Vermont Route 44A (VT 44A) is a 2.994 mi auxiliary route of VT 44 that runs from US 5 and VT 12 in Weathersfield north to VT 44 in Windsor. The highway heads north from its oblique intersection with the U.S. Highway and state route along Back Mountain Road, which follows the east flank of Mount Ascutney. North of the Weathersfield–Windsor town line, VT 44A crosses over I-91 and provides access to Mount Ascutney State Park, which includes a toll road that ascends the mountain. The highway reaches its northern terminus at VT 44 between the town center of Windsor and the town of West Windsor. VT 44A connects VT 44 with I-91 via US 5 and VT 131 in Weathersfield.

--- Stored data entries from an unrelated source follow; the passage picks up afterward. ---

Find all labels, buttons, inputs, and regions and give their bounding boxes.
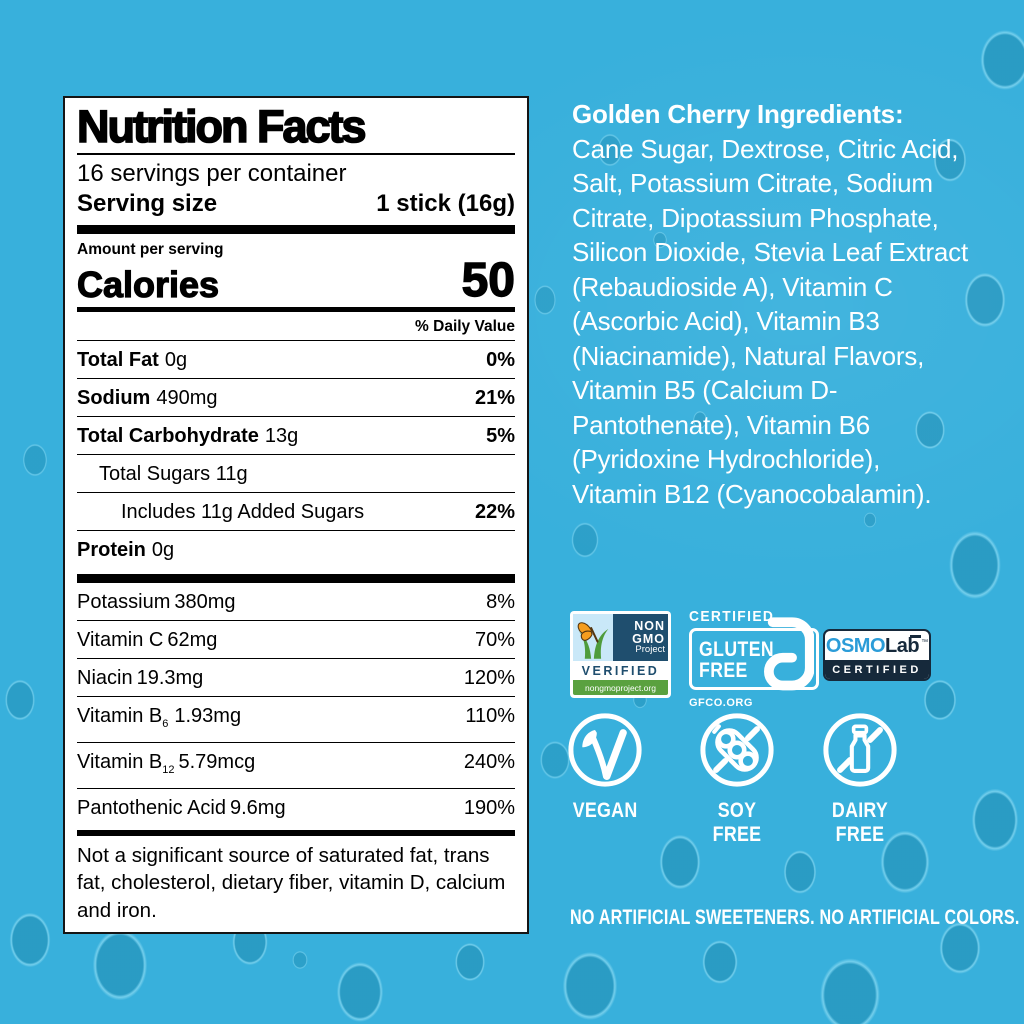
ingredients-heading: Golden Cherry Ingredients: (572, 99, 904, 129)
thick-divider (77, 574, 515, 583)
daily-value-header: % Daily Value (415, 318, 515, 336)
vegan-icon (568, 713, 642, 787)
nutrient-row-total-fat: Total Fat 0g 0% (77, 341, 515, 380)
calories-row: Calories 50 (76, 254, 516, 308)
verified-text: VERIFIED (581, 664, 660, 678)
micro-row-potassium: Potassium 380mg 8% (77, 583, 515, 621)
dairy-free-mark: DAIRY FREE (806, 710, 914, 847)
nutrient-row-added-sugars: Includes 11g Added Sugars 22% (77, 493, 515, 532)
no-artificial-claim: NO ARTIFICIAL SWEETENERS. NO ARTIFICIAL … (570, 905, 1020, 929)
non-gmo-project-verified-badge: NON GMO Project VERIFIED nongmoproject.o… (570, 611, 671, 698)
nutrition-facts-title: Nutrition Facts (76, 100, 367, 152)
ingredients-body: Cane Sugar, Dextrose, Citric Acid, Salt,… (572, 133, 968, 509)
micro-row-niacin: Niacin 19.3mg 120% (77, 659, 515, 697)
micro-row-vitamin-b6: Vitamin B6 1.93mg 110% (77, 697, 515, 743)
calories-value: 50 (461, 254, 516, 308)
gfco-org-text: GFCO.ORG (689, 697, 753, 709)
soy-free-icon (700, 713, 774, 787)
amount-per-serving-label: Amount per serving (77, 241, 224, 259)
soy-free-mark: SOY FREE (683, 710, 791, 847)
vegan-mark: VEGAN (551, 710, 659, 823)
footnote: Not a significant source of saturated fa… (77, 843, 506, 922)
certified-gluten-free-badge: CERTIFIED GLUTEN FREE GFCO.ORG (689, 608, 819, 709)
serving-size-label: Serving size (77, 190, 218, 218)
nutrient-row-protein: Protein 0g (77, 539, 175, 562)
micro-row-vitamin-b12: Vitamin B12 5.79mcg 240% (77, 743, 515, 789)
gluten-free-g-icon (764, 617, 814, 691)
butterfly-grass-icon (573, 614, 613, 661)
servings-per-container: 16 servings per container (77, 160, 347, 188)
divider (77, 340, 515, 342)
divider (77, 153, 515, 156)
serving-size-row: Serving size 1 stick (16g) (77, 189, 515, 219)
ingredients-paragraph: Golden Cherry Ingredients: Cane Sugar, De… (572, 97, 970, 511)
nutrient-row-sodium: Sodium 490mg 21% (77, 379, 515, 418)
serving-size-value: 1 stick (16g) (376, 190, 515, 218)
micro-row-pantothenic-acid: Pantothenic Acid 9.6mg 190% (77, 797, 515, 819)
osmolab-certified-badge: OSMO Lab ™ CERTIFIED (823, 629, 931, 681)
micro-row-vitamin-c: Vitamin C 62mg 70% (77, 621, 515, 659)
dairy-free-icon (823, 713, 897, 787)
thick-divider (77, 225, 515, 235)
nutrition-facts-panel: Nutrition Facts 16 servings per containe… (63, 96, 529, 934)
non-gmo-url: nongmoproject.org (573, 680, 668, 695)
calories-label: Calories (76, 263, 220, 305)
nutrient-row-total-sugars: Total Sugars 11g (77, 455, 515, 494)
medium-divider (77, 830, 515, 836)
nutrient-row-carbohydrate: Total Carbohydrate 13g 5% (77, 417, 515, 456)
medium-divider (77, 306, 515, 313)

The 1927 Bureau of Public Roads–Vermont State Highway Department report indicated the unnumbered road along the east flank of Mount Ascutney had an untreated gravel surface. When the state constructed I-91 and Back Mountain Road's bridge across the Interstate in 1965 and 1966, Back Mountain Road was likely relocated and was paved with a bituminous concrete surface. The remainder of the highway was paved with bituminous concrete at an unknown date. The Vermont Agency of Transportation took over maintenance on Back Mountain Road from the towns of Weathersfield and Windsor and assigned VT 44A in February 1987 in exchange for the town of Windsor taking over maintenance on the part of VT 44 east of VT 44A.